BLACKSBURG – Hammering five home runs (season high) on Saturday, including three hit during the first inning, the Virginia Tech baseball team punched back against No. 12 North Carolina, defeating the Tar Heels, 10-6, to level the teams’ ACC series at English Field at Atlantic Union Bank Park.
From the jump, Virginia Tech (25-14, 10-10 ACC) blitzed UNC starter Aidan Haugh for five hits through its opening six at-bats of the ballgame, witnessing home run swings by Henry Cooke (two-run), Sam Tackett (two-run) and David McCann (solo). Haugh – who entered Saturday’s contest having allowed four home runs through 48 and one-third innings pitched this season – surrendered a fourth home run to Ben Watson (two-run) during the bottom of the second inning, resulting in his earliest departure and highest earned run count (seven) of the 2025 campaign.
After the Hokies had staked the 5-0 lead during the bottom of the first inning, North Carolina (30-9, 12-8 ACC) came charging back during the top of the second inning, loading the bases against starter Jake Marciano with three straight leadoff singles. Marciano gave himself a ticket out of trouble by striking out Perry Hargett and Carter French, back-to-back, though lost a two-strike count to leadoff outfielder Kane Kepley, who rode the eighth pitch of his at-bat to left field for a bases-clearing, three-RBI double.
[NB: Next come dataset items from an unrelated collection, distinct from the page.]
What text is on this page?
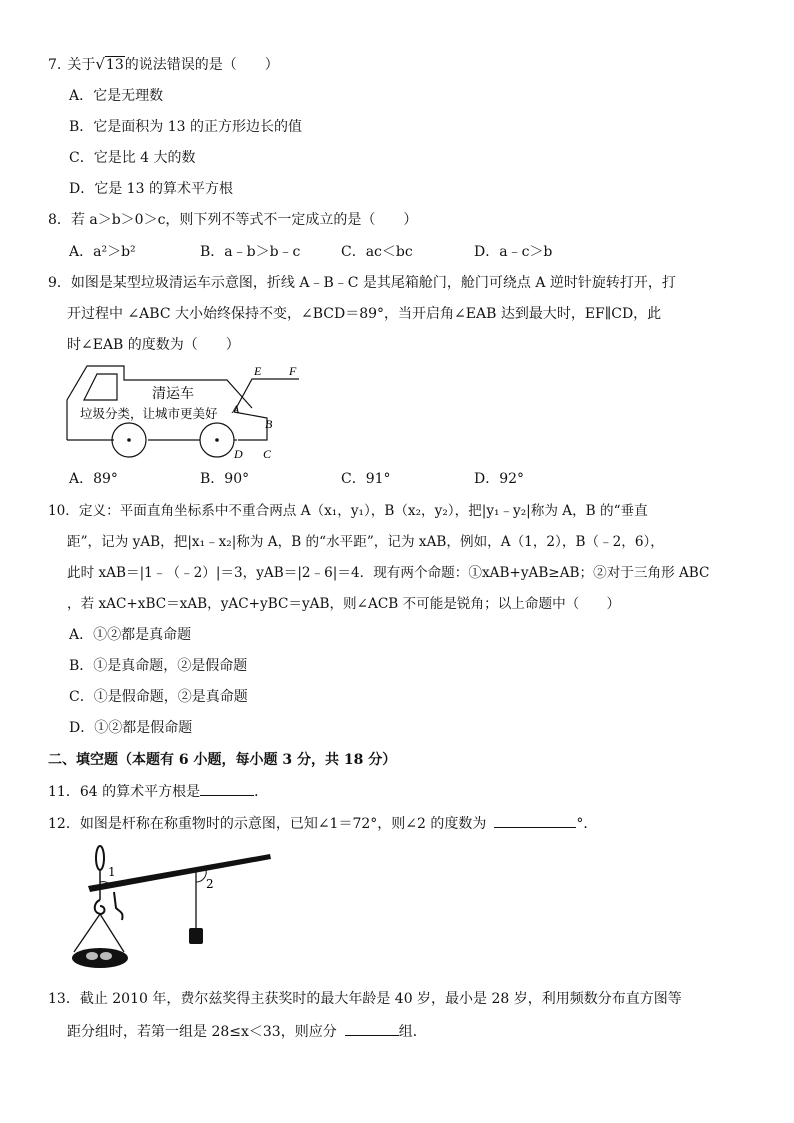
7. 关于√13的说法错误的是（　　）
A．它是无理数
B．它是面积为 13 的正方形边长的值
C．它是比 4 大的数
D．它是 13 的算术平方根
8．若 a＞b＞0＞c，则下列不等式不一定成立的是（　　）
A．a²＞b²	B．a﹣b＞b﹣c	C．ac＜bc	D．a﹣c＞b
9．如图是某型垃圾清运车示意图，折线 A﹣B﹣C 是其尾箱舱门，舱门可绕点 A 逆时针旋转打开，打
开过程中 ∠ABC 大小始终保持不变，∠BCD＝89°，当开启角∠EAB 达到最大时，EF∥CD，此
时∠EAB 的度数为（　　）
清运车
垃圾分类，让城市更美好
E F
A
B
D C
A．89°	B．90°	C．91°	D．92°
10．定义：平面直角坐标系中不重合两点 A（x₁，y₁），B（x₂，y₂），把|y₁﹣y₂|称为 A，B 的“垂直
距”，记为 yAB，把|x₁﹣x₂|称为 A，B 的“水平距”，记为 xAB，例如，A（1，2），B（﹣2，6），
此时 xAB＝|1﹣（﹣2）|＝3，yAB＝|2﹣6|＝4．现有两个命题：①xAB+yAB≥AB；②对于三角形 ABC
，若 xAC+xBC＝xAB，yAC+yBC＝yAB，则∠ACB 不可能是锐角；以上命题中（　　）
A．①②都是真命题
B．①是真命题，②是假命题
C．①是假命题，②是真命题
D．①②都是假命题
二、填空题（本题有 6 小题，每小题 3 分，共 18 分）
11．64 的算术平方根是	．
12．如图是杆称在称重物时的示意图，已知∠1＝72°，则∠2 的度数为	°．
1
2
13．截止 2010 年，费尔兹奖得主获奖时的最大年龄是 40 岁，最小是 28 岁，利用频数分布直方图等
距分组时，若第一组是 28≤x＜33，则应分	组．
With Virginia Tech leading, 7-3, Marciano found his rhythm against the Tar Heels, retiring nine of the next 10 batters he faced until allowing a solo home run to Luke Stevenson during the fifth inning. Marciano finished his start at four and two-thirds innings and 96 pitches, registering six strikeouts (no walks) while scattering seven hits.
Grant Manning needed two pitches to retire UNC during the top of the fifth inning before sitting down the Tar Heels in order during the sixth inning. Lee Sowers finally broke through against Manning with a base hit to the start the seventh inning, leading to an unearned run that trimmed the Hokies’ lead to 7-5.
Virginia Tech answered with an unearned run of its own during the bottom of the seventh inning as Cooke managed to turn a slow-developing chopper up the middle into two bases, taking 90 feet on the Jackson Van De Brake’s throwing error. Two batters later, Tackett chimed in with an RBI single through the left side, reinstating the Hokies’ 8-5 lead while awarding him his third RBI of the contest.
North Carolina threatened to undo Virginia Tech’s lead during the top of the eighth inning behind a leadoff double by Gavin Gallaher. Manning’s four-pitch walk of Tyson Bass put runners on the corners with one out, from which Alex Madera slid an RBI single through the right side to cut the score to 8-6.
While an untimely passed ball complicated matters for Manning, sending Madera to second base as the game’s potential tying run, the 6-foot-6 right-hander worked himself out of the jam. Manning struck out Sowers, looking, before covering first base on Carter French’s groundout, protecting the Hokies’ two-run lead.
Tensions between the two ACC rivals boiled over during the bottom of the eighth inning.
Jared Davis iced the game for Virginia Tech with his pinch-hit, two-run home run against Folger Boaz that widended the hosts’ lead to 10-6. However, Davis was deemed to have taken his celebration too far after both dugouts had been warned during the first inning, resulting in the junior’s ejection from the ballgame.
Boaz’s ensuing pitch to Anderson French spun above the helmet of the 6-foot-5 catcher, though hit French’s bat, prompting a routine, 2-3 putout by the Tar Heels. As the sequence and the inning ended, actions by both teams led to a quarrel between both sides, leading to the ejections of French and both head coaches.
Manning struck out the UNC side during the top of the ninth inning, clinching Virginia Tech its seventh win against D1Baseball’s top 25 poll this season (most since 2022).
Saturday’s game was played in front of 2,581 spectators, marking the largest crowd at English Field since April 15, 2023.